1. Lower Salary Raises

We agree with the district court that Martinez failed to establish a prima facie case of “unequal pay for equal work” based on her allegations that she and other Hispanic employees received lower salary raises than non-Hispanic employees in her department. Martinez, 208 F.Supp.3d at 489; see also Tomka v. Seiler Corp., 66 F.3d 1295, 1312 (2d Cir. 1995), abrogated on other grounds by Burlington Indus., Inc. v. Ellerth, 524 U.S. 742, 118 S.Ct. 2257, 141 L.Ed.2d 633 (1998) (“A claim for unequal pay for equal work under Title VII ... is generally analyzed under the same standards used in an [Equal Pay Act] claim”). To prove pay discrimination, Martinez must satisfy the “demanding” standard of the “equal work inquiry ... [which] requir[es] evidence that the jobs compared are substantially equal.” EEOC v. Port Auth. of New York & New Jersey, 768 F.3d 247, 255 (2d Cir. 2014) (internal quotation marks and citation omitted). But here, Martinez conceded that she does not do “equal work” in comparison to any of her colleagues—in her brief she admits that she “holds a unique position and there is no point of comparison.” Pl.-Appellant Br. 10. Martinez also testified during her deposition that she was not qualified to do the jobs of six of her proposed seven comparators.

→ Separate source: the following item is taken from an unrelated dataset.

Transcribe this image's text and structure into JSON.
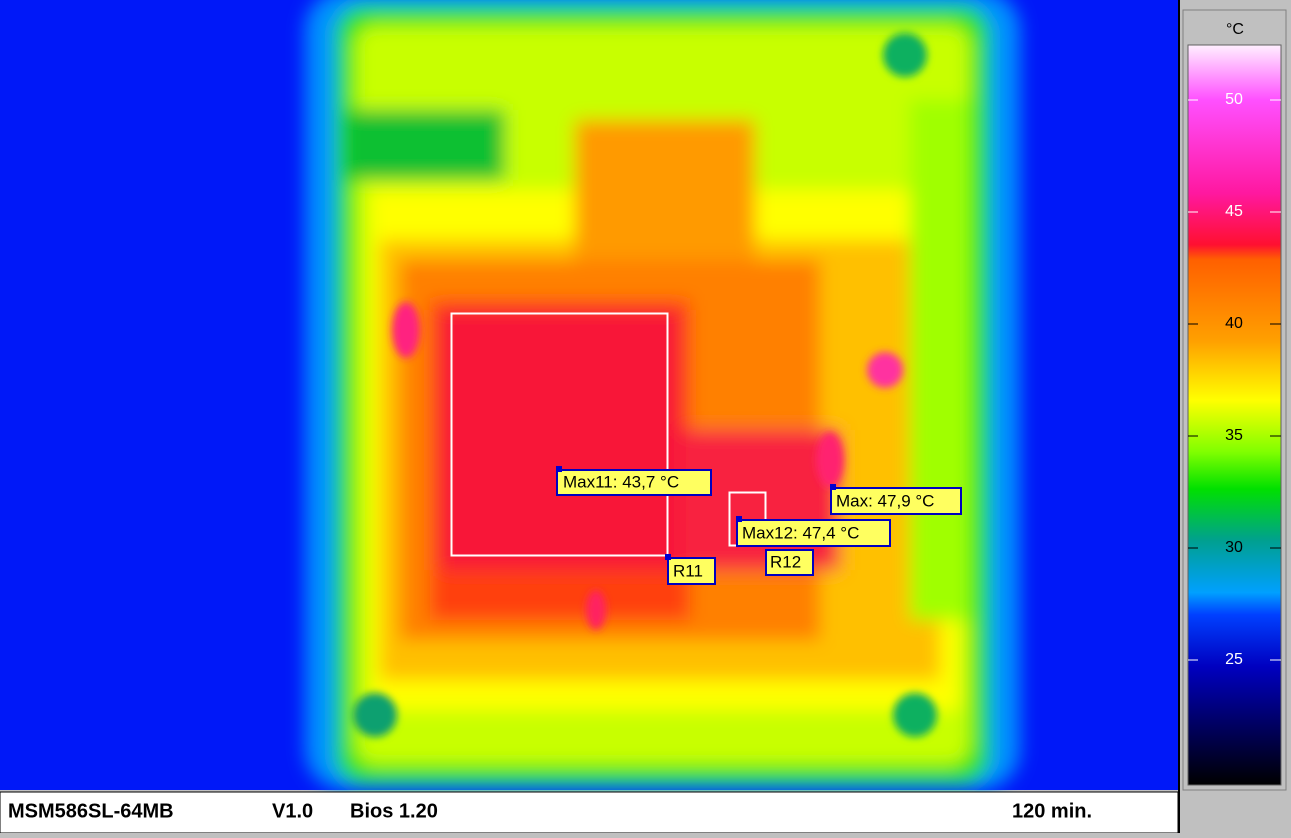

Furthermore, Martinez’s claim of lower salary raises for Hispanics is unsupported by the evidence in the record. Martinez points to a few years in which her non-Hispanic coworkers were awarded greater than three percent in raises, and argues that she and her Hispanic coworkers have been “systematically receiving smaller percentage annual merit raises than whites.” Pl.-Appellant Br. 17. Yet Martinez neglects to address the many instances in which she and her Hispanic coworkers also received raises that exceeded three percent. The evidence shows that Martinez was not only the highest-paid non-managerial employee, her salary (when overtime wages are considered) was also higher than two managerial employees, at least in certain years. Martinez thus failed to establish a prima facie case that she has been subjected to salary discrimination based on race.

2. Promotional Upgrade

The district court also did not err in rejecting Martinez’s discrimination claim based on the alleged failure to promote or to upgrade the positions of Hispanic employees in her department. Martinez relies only on statistically insignificant data showing that Hispanic employees have never been upgraded from non-managerial to managerial positions even though several non-Hispanic employees have been upgraded. Although we can consider statistically insignificant data as relevant to Martinez’s discrimination claim, “[m]ore particularized evidence relating to the individual plaintiff ] is necessary to show discriminatory treatment.” Zahorik v. Cornell Univ., 729 F.2d 85, 95 (2d Cir. 1984); see also Weinstock v. Columbia Univ., 224 F.3d 33, 46 (2d Cir. 2000) (noting “raw data” that purportedly shows “a pattern of under-representation” provides “little but an unsupported hypothesis” and “no foundation for the assertion that there was discrimination,” absent additional proof).